What is a flake?
Basically, a flake is the simplest unit of reduction when stones are chipped into tools. When the flake is created, a negative impression of the flake remains on the parent rock, but subsequent flakes can remove substantial portions of the scar. Only the flake itself retains the original surface contour of the parent rock. Scars are useful for showing the order in which flakes were removed. Flakes and their scars vary considerably through the reduction process and care should be taken to associate them with the appropriate stage. Cultural affiliation is most easily determined by flake scars that demonstrate habitual organization indicative of a highly organized tradition.
By no means is this guide meant to be comprehensive, it is intended to “prime the pump”. We eagerly await professional contributions.
Why should we pay attention to flakes?
The vast majority of archaeological evidence consists of flakes. At a minimum, they signal human activity at a particular place and time. Unfortunately, there is no universal guide for interpreting the information available from flakes. If we could learn to pay attention though, we could learn much about how early people applied technology. Flakes are the residue from one of humanities earliest technological advances and certainly its most persistent. It is difficult to imagine what our world might be like if people had not figured out how to use stone to fashion yet other tools.

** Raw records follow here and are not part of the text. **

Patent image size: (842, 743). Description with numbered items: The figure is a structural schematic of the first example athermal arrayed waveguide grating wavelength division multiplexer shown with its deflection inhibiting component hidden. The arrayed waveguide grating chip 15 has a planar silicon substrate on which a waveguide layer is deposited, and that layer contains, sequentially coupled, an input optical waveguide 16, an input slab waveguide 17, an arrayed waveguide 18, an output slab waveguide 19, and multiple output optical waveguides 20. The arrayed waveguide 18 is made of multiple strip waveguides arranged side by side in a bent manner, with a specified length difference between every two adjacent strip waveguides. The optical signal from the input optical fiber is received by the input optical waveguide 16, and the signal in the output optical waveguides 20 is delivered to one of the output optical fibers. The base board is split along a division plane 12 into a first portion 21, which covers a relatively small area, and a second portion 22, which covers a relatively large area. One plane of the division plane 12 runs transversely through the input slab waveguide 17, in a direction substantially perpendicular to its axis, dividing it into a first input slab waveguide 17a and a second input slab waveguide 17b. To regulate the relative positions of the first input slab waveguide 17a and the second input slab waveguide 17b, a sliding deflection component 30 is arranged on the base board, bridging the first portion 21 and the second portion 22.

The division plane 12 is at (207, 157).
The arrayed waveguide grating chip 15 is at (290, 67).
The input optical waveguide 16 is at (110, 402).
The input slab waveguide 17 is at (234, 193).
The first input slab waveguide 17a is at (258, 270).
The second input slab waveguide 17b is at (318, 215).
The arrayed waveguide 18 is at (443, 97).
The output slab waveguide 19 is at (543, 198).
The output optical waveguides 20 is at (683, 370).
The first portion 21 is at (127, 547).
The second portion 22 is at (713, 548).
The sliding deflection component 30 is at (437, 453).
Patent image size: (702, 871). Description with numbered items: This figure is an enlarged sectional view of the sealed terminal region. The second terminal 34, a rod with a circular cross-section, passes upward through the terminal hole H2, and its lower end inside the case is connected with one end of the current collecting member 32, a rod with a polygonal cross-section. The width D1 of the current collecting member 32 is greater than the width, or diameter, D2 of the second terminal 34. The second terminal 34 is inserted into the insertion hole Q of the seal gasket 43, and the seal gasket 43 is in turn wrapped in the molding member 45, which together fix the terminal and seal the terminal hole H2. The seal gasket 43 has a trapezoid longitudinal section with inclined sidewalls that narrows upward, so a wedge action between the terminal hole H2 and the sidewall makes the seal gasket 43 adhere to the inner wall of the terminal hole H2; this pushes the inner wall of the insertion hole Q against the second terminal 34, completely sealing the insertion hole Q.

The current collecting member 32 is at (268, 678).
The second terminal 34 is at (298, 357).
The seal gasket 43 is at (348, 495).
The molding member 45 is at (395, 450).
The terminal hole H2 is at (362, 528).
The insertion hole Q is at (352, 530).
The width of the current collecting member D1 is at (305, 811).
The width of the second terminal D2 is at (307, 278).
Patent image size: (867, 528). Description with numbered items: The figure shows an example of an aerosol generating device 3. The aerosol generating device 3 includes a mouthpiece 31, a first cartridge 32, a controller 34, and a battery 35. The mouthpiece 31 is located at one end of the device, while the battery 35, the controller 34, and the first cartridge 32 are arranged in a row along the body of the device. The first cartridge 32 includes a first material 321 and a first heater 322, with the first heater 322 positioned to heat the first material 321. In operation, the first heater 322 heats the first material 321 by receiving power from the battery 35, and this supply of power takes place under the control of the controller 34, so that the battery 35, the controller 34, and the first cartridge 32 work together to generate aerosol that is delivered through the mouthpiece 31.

How do flakes inform archaeologists?
Generally, flakes and their scars are associated with knapped tools presumed to be responsible for their creation. Unfortunately, the call usually gets made by someone with limited experience in flintknapping. In fact, identifying for certain how a stone tool was made is complicated by the equifinality problem. The equifinality problem refers to the difficulty in discerning the distinction between separate means of achieving the same result.
How can the equifinality problem be resolved?
There are three basic modes of archaeological flake creation: direct percussion, indirect percussion, and pressure. Each mode can be accomplished by myriad tools and their characteristics may overlap. By focusing on unique conditions imposed by the combination of tool and mode of use we should be able to say with a degree of assurance how flakes from a site were produced. Sometimes the analysis is made easier when a knapping tool is found in direct association with the flakes. Finding the knapping tool still does not insure that we know how it was manipulated.
What are analyses based on?
Since stone tools have few present-day practitioners, we rely on associating attributes of flakes made with known tools and mode of use. Optimally, this would involve an exhaustive survey of all possible combinations but no one has taken up the challenge. Practically, analysts rely on their limited personal experience. Furthermore, professional archaeologists lack the time to become proficient in diverse flintknapping techniques. However, guidelines may be extracted from some important studies. Cotterell and Kamminga (1987), established a theoretical basis for understanding knapping fracture and Baker’s computer modeling (1998-2003) of fracture behavior refined the earlier work. Controlled experiments seek to isolate active variables. Real-life knapping has to deal with an unpredictable mix of variables.